As Piscinas Abandonadas na França: Tesouros Escondidos da Exploração Urbana

As piscinas abandonadas na França representam vestígios fascinantes de uma época passada, quando esses locais eram sinônimos de lazer e convivência. Hoje, deixadas ao abandono, essas estruturas aquáticas atraem os entusiastas da exploração urbana, ou urbex, desejosos de mergulhar na história e na atmosfera única desses lugares esquecidos. Neste artigo, convidamos você a descobrir a história dessas piscinas, os motivos de seu abandono, bem como exemplos emblemáticos por todo o país.

Capítulo 1: História e declínio das piscinas na França

Ao longo do século XX, a França viu uma proliferação de piscinas públicas, símbolos de modernidade e bem-estar. Entre elas, as Piscinas Girassol, projetadas na década de 1970, destacavam-se por sua arquitetura em forma de cúpula que podia ser aberta parcialmente, lembrando um girassol. Essas estruturas modulares foram implantadas em massa por todo o país para promover a natação. No entanto, vários fatores levaram ao abandono progressivo de muitas piscinas:

  • Envelhecimento das infraestruturas: Os altos custos de manutenção e adequação às normas tornaram a operação de algumas piscinas não rentável.
  • Evolução dos modos de vida: A diversificação dos passatempos e a concorrência de outras instalações diminuíram a frequência desses estabelecimentos.
  • Restrições orçamentárias: As administrações locais, diante de limitações financeiras, às vezes optaram por fechar definitivamente esses locais em vez de reformá-los.
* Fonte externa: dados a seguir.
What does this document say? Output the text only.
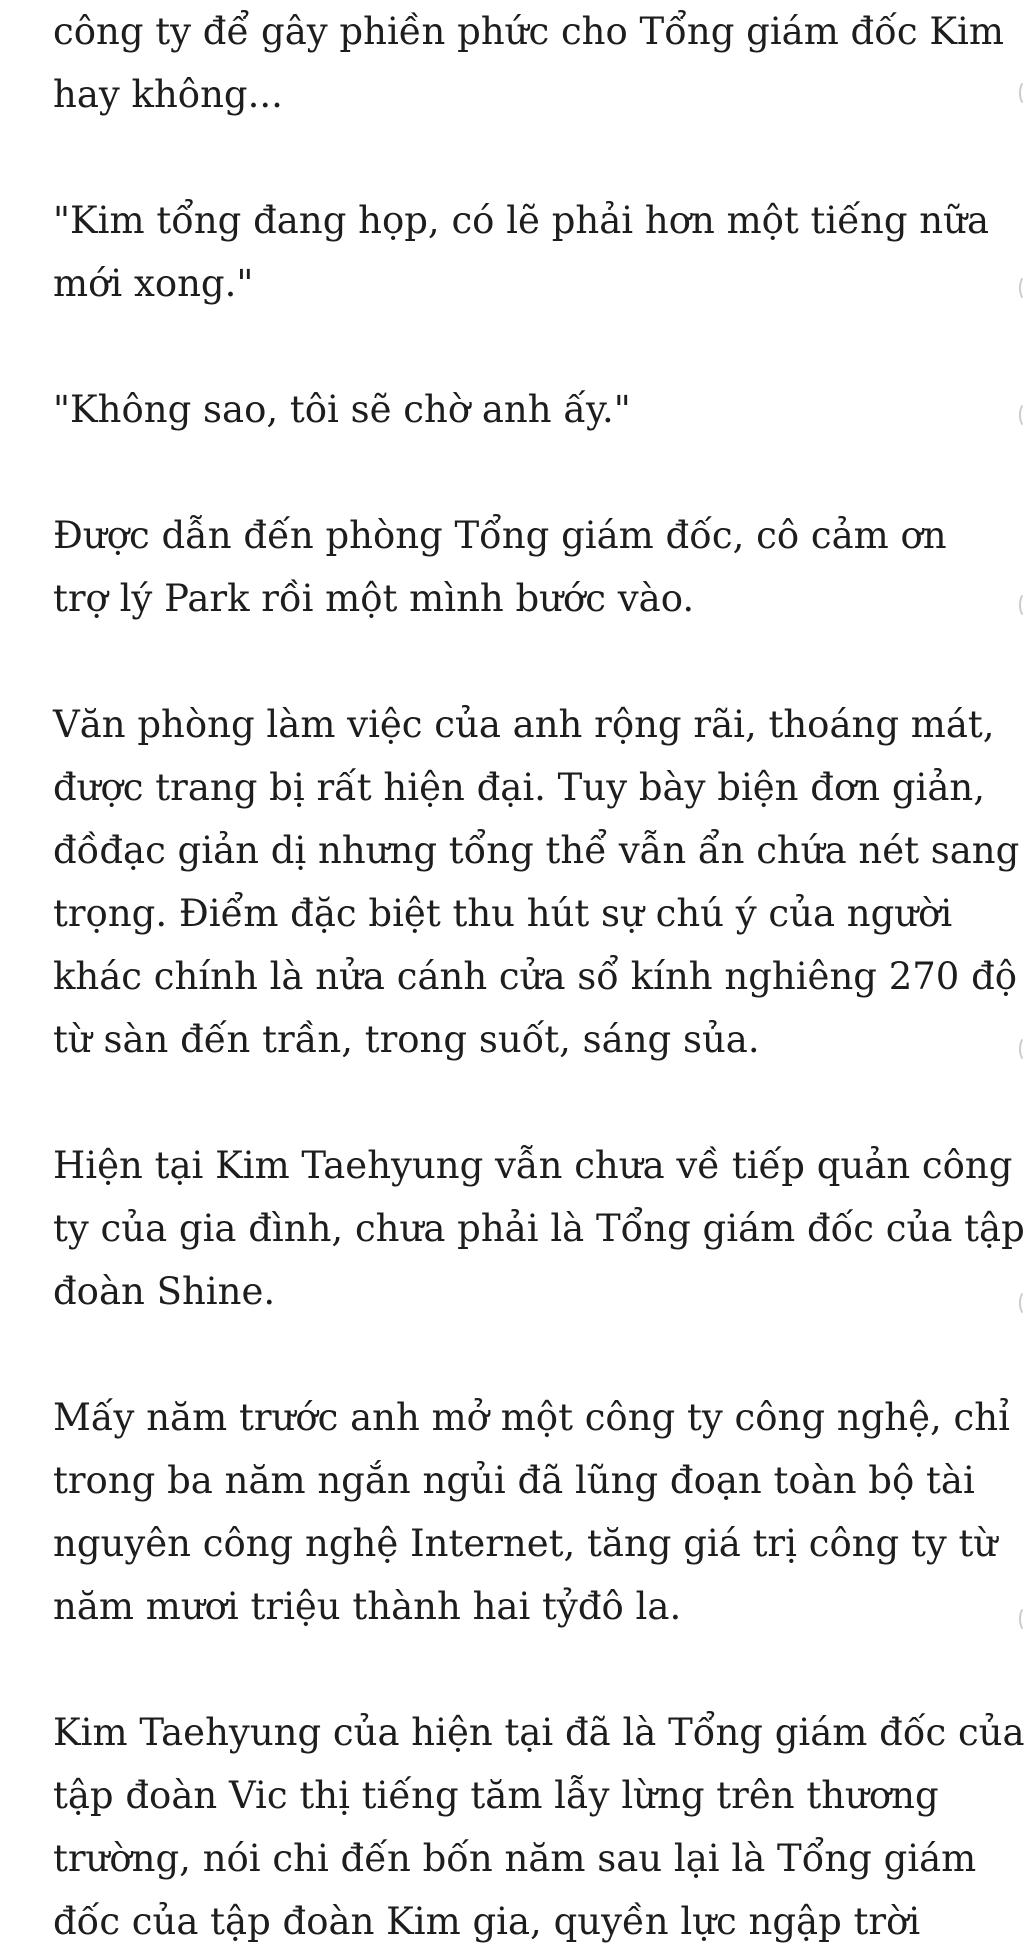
công ty để gây phiền phức cho Tổng giám đốc Kim
hay không...
"Kim tổng đang họp, có lẽ phải hơn một tiếng nữa
mới xong."
"Không sao, tôi sẽ chờ anh ấy."
Được dẫn đến phòng Tổng giám đốc, cô cảm ơn
trợ lý Park rồi một mình bước vào.
Văn phòng làm việc của anh rộng rãi, thoáng mát,
được trang bị rất hiện đại. Tuy bày biện đơn giản,
đồđạc giản dị nhưng tổng thể vẫn ẩn chứa nét sang
trọng. Điểm đặc biệt thu hút sự chú ý của người
khác chính là nửa cánh cửa sổ kính nghiêng 270 độ
từ sàn đến trần, trong suốt, sáng sủa.
Hiện tại Kim Taehyung vẫn chưa về tiếp quản công
ty của gia đình, chưa phải là Tổng giám đốc của tập
đoàn Shine.
Mấy năm trước anh mở một công ty công nghệ, chỉ
trong ba năm ngắn ngủi đã lũng đoạn toàn bộ tài
nguyên công nghệ Internet, tăng giá trị công ty từ
năm mươi triệu thành hai tỷđô la.
Kim Taehyung của hiện tại đã là Tổng giám đốc của
tập đoàn Vic thị tiếng tăm lẫy lừng trên thương
trường, nói chi đến bốn năm sau lại là Tổng giám
đốc của tập đoàn Kim gia, quyền lực ngập trời
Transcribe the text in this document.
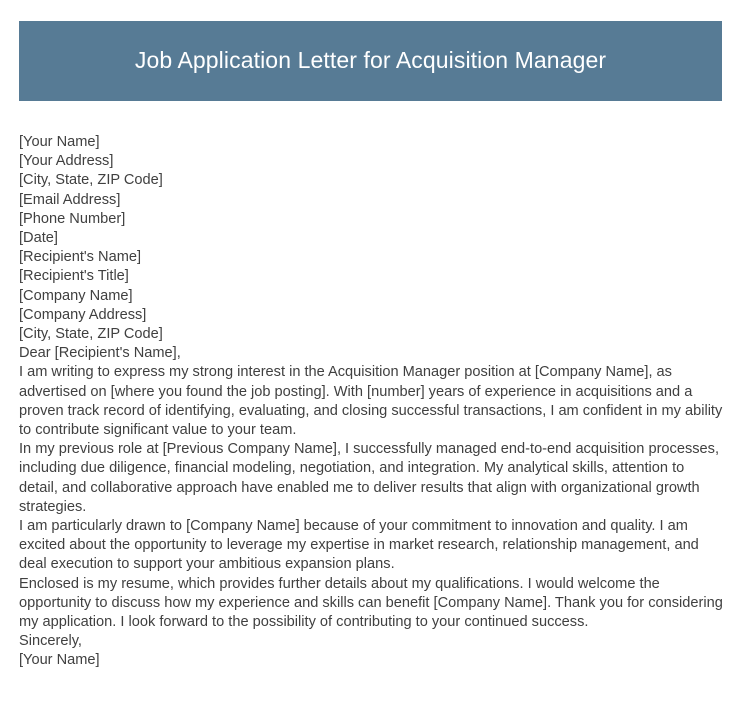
Job Application Letter for Acquisition Manager
[Your Name]
[Your Address]
[City, State, ZIP Code]
[Email Address]
[Phone Number]
[Date]
[Recipient's Name]
[Recipient's Title]
[Company Name]
[Company Address]
[City, State, ZIP Code]
Dear [Recipient's Name],

I am writing to express my strong interest in the Acquisition Manager position at [Company Name], as advertised on [where you found the job posting]. With [number] years of experience in acquisitions and a proven track record of identifying, evaluating, and closing successful transactions, I am confident in my ability to contribute significant value to your team.

In my previous role at [Previous Company Name], I successfully managed end-to-end acquisition processes, including due diligence, financial modeling, negotiation, and integration. My analytical skills, attention to detail, and collaborative approach have enabled me to deliver results that align with organizational growth strategies.

I am particularly drawn to [Company Name] because of your commitment to innovation and quality. I am excited about the opportunity to leverage my expertise in market research, relationship management, and deal execution to support your ambitious expansion plans.

Enclosed is my resume, which provides further details about my qualifications. I would welcome the opportunity to discuss how my experience and skills can benefit [Company Name]. Thank you for considering my application. I look forward to the possibility of contributing to your continued success.

Sincerely,
[Your Name]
Capítulo 2: Exemplos emblemáticos de piscinas abandonadas na França

A exploração das piscinas abandonadas oferece uma viagem imersiva no tempo. Aqui estão alguns exemplos notáveis:

  • Piscina Girassol de Aniche: Localizada no Norte, esta piscina emblemática, inaugurada em 1975, foi fechada em 2017. Sua arquitetura característica em forma de cúpula atrai os entusiastas do urbex.

  • Piscina de Luminy em Marselha: Abandonada há mais de dez anos, esta piscina oferece um cenário impressionante com suas estruturas tomadas pela vegetação e suas paredes cobertas de grafites.

  • Piscina dos Sapos na Île-de-France: Este parque aquático, muito frequentado após a implantação das férias remuneradas em 1936, está abandonado desde 2003, oferecendo um testemunho comovente do passado.

Capítulo 3: Precauções e recomendações para a exploração das piscinas abandonadas

A exploração das piscinas abandonadas pode ser uma experiência enriquecedora, mas requer uma preparação cuidadosa:

  • Segurança: Essas estruturas, frequentemente deterioradas, apresentam riscos como pisos instáveis, destroços ou substâncias perigosas. É essencial usar equipamento adequado, incluindo calçados resistentes, luvas e máscara de proteção.

  • Legalidade: Muitos desses locais são propriedades privadas. Entrar sem autorização constitui uma infração. Portanto, é crucial informar-se sobre o status legal do local e obter as permissões necessárias.

  • Respeito pelos locais: O urbex baseia-se no princípio de "não levar nada, não deixar nada". É importante preservar a integridade dos locais evitando qualquer dano e não deixando lixo para trás.

  • Discrição: Para proteger esses locais contra atos de vandalismo, recomenda-se não divulgar publicamente sua localização exata.